I've been revising some statistics lately, namely random variable distributions. My friend has given me some distributions he came up with and I'm trying to find the distributions of sum of variables etc.
He gave me 1/sqrt(1-x^2) and I'm pretty much stuck, because every way I know of doing this kind of problems leads me to an integral that wolfram doesn't even dare to touch.
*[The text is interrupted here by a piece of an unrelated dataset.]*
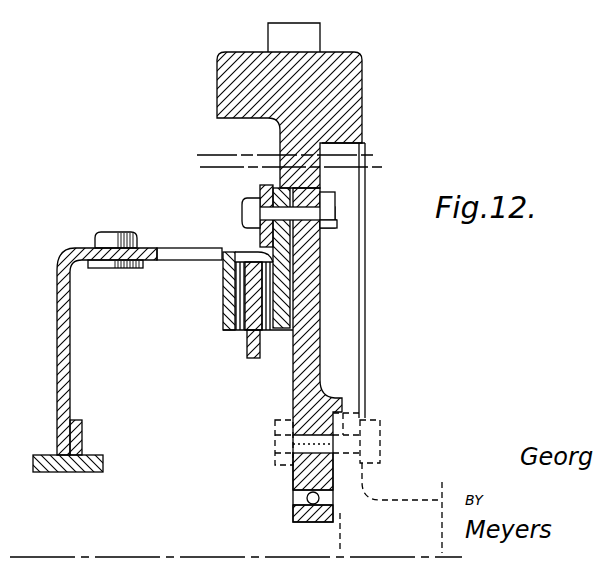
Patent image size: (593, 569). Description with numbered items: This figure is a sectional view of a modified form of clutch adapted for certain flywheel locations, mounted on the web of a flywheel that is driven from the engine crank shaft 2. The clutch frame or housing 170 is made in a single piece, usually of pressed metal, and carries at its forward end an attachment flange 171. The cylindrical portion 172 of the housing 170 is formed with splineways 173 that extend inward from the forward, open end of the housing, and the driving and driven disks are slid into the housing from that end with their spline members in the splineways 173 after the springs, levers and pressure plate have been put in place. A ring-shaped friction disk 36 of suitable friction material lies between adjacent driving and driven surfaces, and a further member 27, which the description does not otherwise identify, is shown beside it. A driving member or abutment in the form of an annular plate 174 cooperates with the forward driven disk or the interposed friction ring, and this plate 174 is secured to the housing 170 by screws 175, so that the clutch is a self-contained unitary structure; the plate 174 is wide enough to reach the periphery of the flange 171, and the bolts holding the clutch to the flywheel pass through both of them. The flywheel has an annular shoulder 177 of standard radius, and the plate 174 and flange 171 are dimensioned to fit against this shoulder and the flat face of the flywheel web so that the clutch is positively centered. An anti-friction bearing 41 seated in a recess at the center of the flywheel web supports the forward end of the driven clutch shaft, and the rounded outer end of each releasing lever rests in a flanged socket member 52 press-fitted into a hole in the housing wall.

Pic rel, I've tried the very standard method and ended up with integral that I have no idea how to solve and wolfram comes up with elliptic integrals. I've also tried to go through the cumulative distr. function but ended up later with integral of arcsin(t-x)/sqrt(1-x^2) that I can't solve either.
Any hints? Thanks.
Anyone? I haven't made any progress so far.
>>8119744
you can probably approximate it with some normal distribution for high enough n
>>8120218
Well, I've generated it numericaly and it's nowhere like normal distribution. More like two exponents mirrored and glued together with peak value in the middle.
>>8119744
Slightly confused what you're trying to find here. You've been given a density function of [math]1/\sqrt{1-x^2}[/math] and want to find the distribution of the transformation 2x? Or are you dealing with multivariate? I see you have both the 2x transformation written above, and a multivariate case written below.
>>8120320
That X+X thing is a mistake.
I want to find a distribution of a sum of independent variables of distribution f(x) each.
>>8120325
Have you considered using the moment generating function method? Independently distributed variables tend to work better with that.
>>8120330
I've never learned that, but I'll give it a look tomorrow. Thank you, looks promising.
>>8120335
It relies on your givens to be fairly well known so you can actually use the MGF, and off the top of my head I don't know what type of distribution that density is similar to or what MGF it would use.
>>8120337
So the MGF of this distribution seems to be, as Wolfram says, pi* J0(t), where J0(t) is a Bessel function, that would give MGF of Y = X1 + X2 equal to pi^2 * J0^2. I have no idea how to go back to the probability function.
>>8120375
That's the issue lol, relies on it working out to a recognizable MGF. Your work looks kosher up to the point where you have to integrate the g function for the marginal distribution of u. Did your friend bother working through the problem before actually giving you this, or did he just spew out a density to work with?
>>8120407
>or did he just spew out a density to work with?
Pretty much this.
>>8120413
Eh, fuck the final answer then as far as im concerned then. Your work is correct. You knew to arbitrarily map y to v, found the determinant of the jacobian matrix, worked out the bounds of the support, and attempted to integrate out the arbitrary mapped variable. If the only issue is some tedious integration, I think you got enough work done to say you know how to find a distribution using the multidimensional jacobian method.
Maybe there's a trick to integrating or something mechanical like that, but whatever.
>>8120425
Yeah, I think I'll leave it at that and go to bed. Thanks for help. Good night Anon.